For this task, we will use a classic image from image analysis, "Lena". We start by loading and visualising the image with matplotlib's imread() and imshow() functions:

In [30]:
import scipy.misc
img = scipy.misc.imread('data/lena.jpg').astype(float)
plt.imshow(img, cmap='gray')
plt.axis('off')
plt.show()

Normalise the data¶

Question: We should first normalise the data by subtracting the mean of each column: $\mathbf{x}'_{:, i} = \mathbf{x}_{:, i} - \frac{1}{N} \sum_{i=1}^Nx_{ij}$

In [31]:
# TODO: normalise the data prior to SVD
img -= np.mean(img, axis=0)

Perfom SVD¶

Question: use the svd() function from numpy.linalg to perform SVD.

In [32]:
# TODO: SVD in numpy. The function should return a tuple U, S, V
U, S, V = linalg.svd(img)

Question: Reconstruct the Lena image from the factorisation.

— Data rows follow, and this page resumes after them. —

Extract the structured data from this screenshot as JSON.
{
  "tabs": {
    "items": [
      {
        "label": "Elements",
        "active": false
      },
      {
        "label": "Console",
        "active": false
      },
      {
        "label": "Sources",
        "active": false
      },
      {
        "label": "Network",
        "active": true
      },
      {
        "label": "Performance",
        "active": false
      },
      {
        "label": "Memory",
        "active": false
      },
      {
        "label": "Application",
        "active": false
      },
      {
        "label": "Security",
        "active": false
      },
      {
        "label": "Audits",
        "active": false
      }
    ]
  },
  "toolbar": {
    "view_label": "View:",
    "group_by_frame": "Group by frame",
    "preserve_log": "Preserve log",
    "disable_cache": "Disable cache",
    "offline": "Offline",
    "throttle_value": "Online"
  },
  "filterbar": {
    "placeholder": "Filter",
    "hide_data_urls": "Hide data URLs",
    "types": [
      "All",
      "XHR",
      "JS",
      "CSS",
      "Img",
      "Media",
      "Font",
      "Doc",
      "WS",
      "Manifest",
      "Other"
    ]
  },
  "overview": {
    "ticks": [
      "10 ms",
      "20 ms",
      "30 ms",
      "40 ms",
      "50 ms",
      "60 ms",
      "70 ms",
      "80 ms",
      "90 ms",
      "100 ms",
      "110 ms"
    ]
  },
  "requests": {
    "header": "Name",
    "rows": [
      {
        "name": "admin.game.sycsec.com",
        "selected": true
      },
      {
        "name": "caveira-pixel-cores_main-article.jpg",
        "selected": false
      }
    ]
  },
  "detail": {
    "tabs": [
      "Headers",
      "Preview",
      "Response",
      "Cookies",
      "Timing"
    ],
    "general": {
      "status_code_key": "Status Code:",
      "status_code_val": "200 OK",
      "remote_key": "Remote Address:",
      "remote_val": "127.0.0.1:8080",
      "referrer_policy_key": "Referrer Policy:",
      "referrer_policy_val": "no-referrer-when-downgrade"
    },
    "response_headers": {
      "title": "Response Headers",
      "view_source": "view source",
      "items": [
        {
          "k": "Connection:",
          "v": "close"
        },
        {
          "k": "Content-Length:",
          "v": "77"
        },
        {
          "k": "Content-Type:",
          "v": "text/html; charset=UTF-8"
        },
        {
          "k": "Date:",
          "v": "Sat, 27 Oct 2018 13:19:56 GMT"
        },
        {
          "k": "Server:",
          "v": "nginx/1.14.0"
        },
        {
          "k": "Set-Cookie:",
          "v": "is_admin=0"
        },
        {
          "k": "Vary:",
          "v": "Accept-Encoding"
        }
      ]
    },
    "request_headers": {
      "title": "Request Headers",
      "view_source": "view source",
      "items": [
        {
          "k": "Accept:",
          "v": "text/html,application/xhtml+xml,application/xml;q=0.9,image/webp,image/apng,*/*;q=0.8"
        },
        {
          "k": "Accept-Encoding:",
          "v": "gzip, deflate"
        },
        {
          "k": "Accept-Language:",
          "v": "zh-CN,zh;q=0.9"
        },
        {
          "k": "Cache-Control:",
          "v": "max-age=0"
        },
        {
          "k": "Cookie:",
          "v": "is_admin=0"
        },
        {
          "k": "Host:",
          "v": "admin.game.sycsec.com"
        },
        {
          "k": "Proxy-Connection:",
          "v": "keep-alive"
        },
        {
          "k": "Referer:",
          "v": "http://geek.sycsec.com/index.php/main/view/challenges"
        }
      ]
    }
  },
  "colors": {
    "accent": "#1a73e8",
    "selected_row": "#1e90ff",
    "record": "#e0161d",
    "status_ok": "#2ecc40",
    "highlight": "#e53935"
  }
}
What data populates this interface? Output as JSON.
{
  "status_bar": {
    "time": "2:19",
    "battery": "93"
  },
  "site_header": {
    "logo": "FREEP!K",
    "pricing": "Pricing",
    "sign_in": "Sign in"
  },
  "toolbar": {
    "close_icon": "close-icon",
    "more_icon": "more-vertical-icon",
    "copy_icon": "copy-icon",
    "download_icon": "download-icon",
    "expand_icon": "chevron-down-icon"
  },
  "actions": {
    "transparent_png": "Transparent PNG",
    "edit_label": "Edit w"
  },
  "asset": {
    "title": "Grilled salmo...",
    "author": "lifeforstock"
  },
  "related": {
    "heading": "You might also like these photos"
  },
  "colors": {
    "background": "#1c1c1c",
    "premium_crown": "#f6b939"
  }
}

You should plot the reconstruction to check.

In [33]:
# TODO: reconstruct Lena
Z = U.dot(np.diag(S)).dot(V)

Truncated SVD¶

To create a lower-rank PCA projection, take the $M$ largest singular values in $\mathbf{S}$, and the corresponding vectors of $\mathbf{U}$ and $\mathbf{V}$. This is equivalent to taking the $M$ largest eigenvectors for PCA, and is known as truncated SVD. Note that we are doing PCA on the rows of the image (which are not independent, but this use of PCA as a form of lossy compression is interesting).

In [34]:
fig = plt.figure(figsize=(6, 6))

for i, M in enumerate([5, 10, 20, 100]):
    # TODO: reconstruct X from truncated matrices
    Z = U[:, :M].dot(np.diag(S[:M])).dot(V[:M])
    
    ax = fig.add_subplot(2, 2, i + 1)
    ax.imshow(Z, cmap='gray')
    ax.set_title('No. components = %d' % M)
    ax.axis('off')

plt.tight_layout()
plt.show()

Question: What do you observe? How much compression (in terms of floating point numbers stored) is achieved in each case?